Moving Pager to Core
Note:
This page is primarily intended for developers of Mercurial.
Pager is currently a hacky extension, and breaks some things in odd ways. Given a concerted refactor, it could be much less fragile by moving it into core hg.
1. Current Problems
- Pager only applies to a handful of whitelisted commands, and aliases using those commands don't get paged
- Pager breaks interactivity of commands
- Sometimes surprising things get paged.
We don't know what the default pager configuration be?
Probably less, and probably set LESS=FSRX if LESS isn't already set?
- We don't detect nested pagers, and it will lose colors
2. Proposal
It looks like git just hard-codes which commands use the pager.
2.1. Using "with" context
We could probably do something similar by having a paged context manager on ui, eg:
with ui.paged: # all ui prints here go to the pager
As the pager is the child process (see 369741ef7253 and bb3d5c20eaf6), we can terminate it. So it could end and re-start in theory.

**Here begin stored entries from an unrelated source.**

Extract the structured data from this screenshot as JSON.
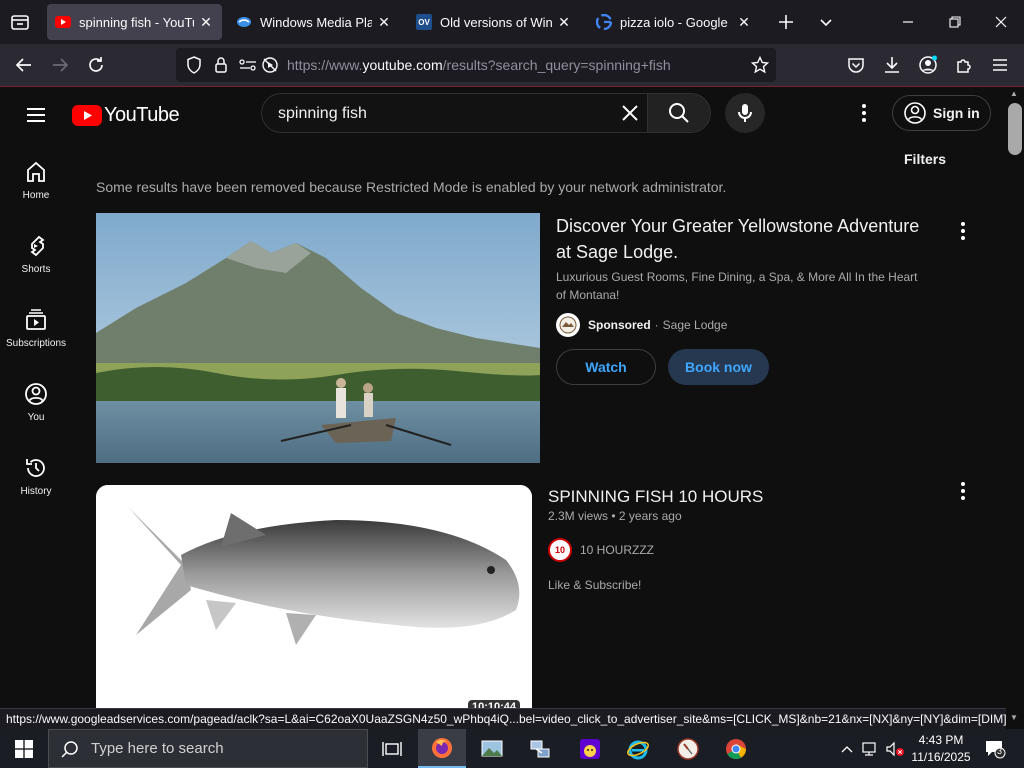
{
  "browser": {
    "tabs": [
      {
        "title": "spinning fish - YouTube",
        "favicon": "youtube-favicon",
        "active": true
      },
      {
        "title": "Windows Media Player",
        "favicon": "wmp-favicon",
        "active": false
      },
      {
        "title": "Old versions of Window",
        "favicon": "ov-favicon",
        "active": false
      },
      {
        "title": "pizza iolo - Google Sea",
        "favicon": "google-favicon",
        "active": false
      }
    ],
    "ov_badge": "OV",
    "url_prefix": "https://www.",
    "url_host": "youtube.com",
    "url_path": "/results?search_query=spinning+fish"
  },
  "youtube": {
    "logo_text": "YouTube",
    "search_value": "spinning fish",
    "sign_in": "Sign in",
    "filters": "Filters",
    "notice": "Some results have been removed because Restricted Mode is enabled by your network administrator.",
    "sidebar": [
      {
        "label": "Home",
        "icon": "home-icon"
      },
      {
        "label": "Shorts",
        "icon": "shorts-icon"
      },
      {
        "label": "Subscriptions",
        "icon": "subscriptions-icon"
      },
      {
        "label": "You",
        "icon": "you-icon"
      },
      {
        "label": "History",
        "icon": "history-icon"
      }
    ],
    "ad": {
      "title": "Discover Your Greater Yellowstone Adventure at Sage Lodge.",
      "description": "Luxurious Guest Rooms, Fine Dining, a Spa, & More All In the Heart of Montana!",
      "sponsored": "Sponsored",
      "advertiser": "Sage Lodge",
      "watch_label": "Watch",
      "book_label": "Book now"
    },
    "video": {
      "title": "SPINNING FISH 10 HOURS",
      "views": "2.3M views",
      "age": "2 years ago",
      "channel": "10 HOURZZZ",
      "channel_badge": "10",
      "description": "Like & Subscribe!",
      "duration": "10:10:44"
    }
  },
  "status_url": "https://www.googleadservices.com/pagead/aclk?sa=L&ai=C62oaX0UaaZSGN4z50_wPhbq4iQ...bel=video_click_to_advertiser_site&ms=[CLICK_MS]&nb=21&nx=[NX]&ny=[NY]&dim=[DIM]",
  "taskbar": {
    "search_placeholder": "Type here to search",
    "time": "4:43 PM",
    "date": "11/16/2025",
    "notification_count": "3"
  },
  "colors": {
    "yt_red": "#ff0000",
    "link_blue": "#3ea6ff",
    "page_bg": "#0f0f0f"
  }
}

The main problem (jun thinks) is when SIGPIPE (the user exits the pager) happens, we face the choice of
- terminate the process
- redirect remaining output to /dev/null
"1" makes more sense for cases like "hg log". "2" would require an additional layer of pipes and is useful if we want to continue outputting without being paged (like backtrace). If we go this approach, we probably want "1" for perf and simplicity, and may special handling the backtrace logic.
2.2. An irreversible action
If we treat the "start pager" action as irreversible, we can have a simpler API:
ui.pager() # all subsequent output goes to the pager
That'd solve the problem of [alias] entries not getting paged, and would avoid multi-mode commands (eg shelve) from always being paged. We could also have ui.interactive() produce a developer warning ('tried to use ui.interactive() after enabling the pager') to prevent interactive-with-pager-running problems.
This is probably good as the first step.
3. Handling errors
If you use --traceback, currently the error is paged. This doesn't seem ideal, but there doesn't appear to be a good solution other than always emitting the error on stderr and terminating output to the pager as soon as an error occurs.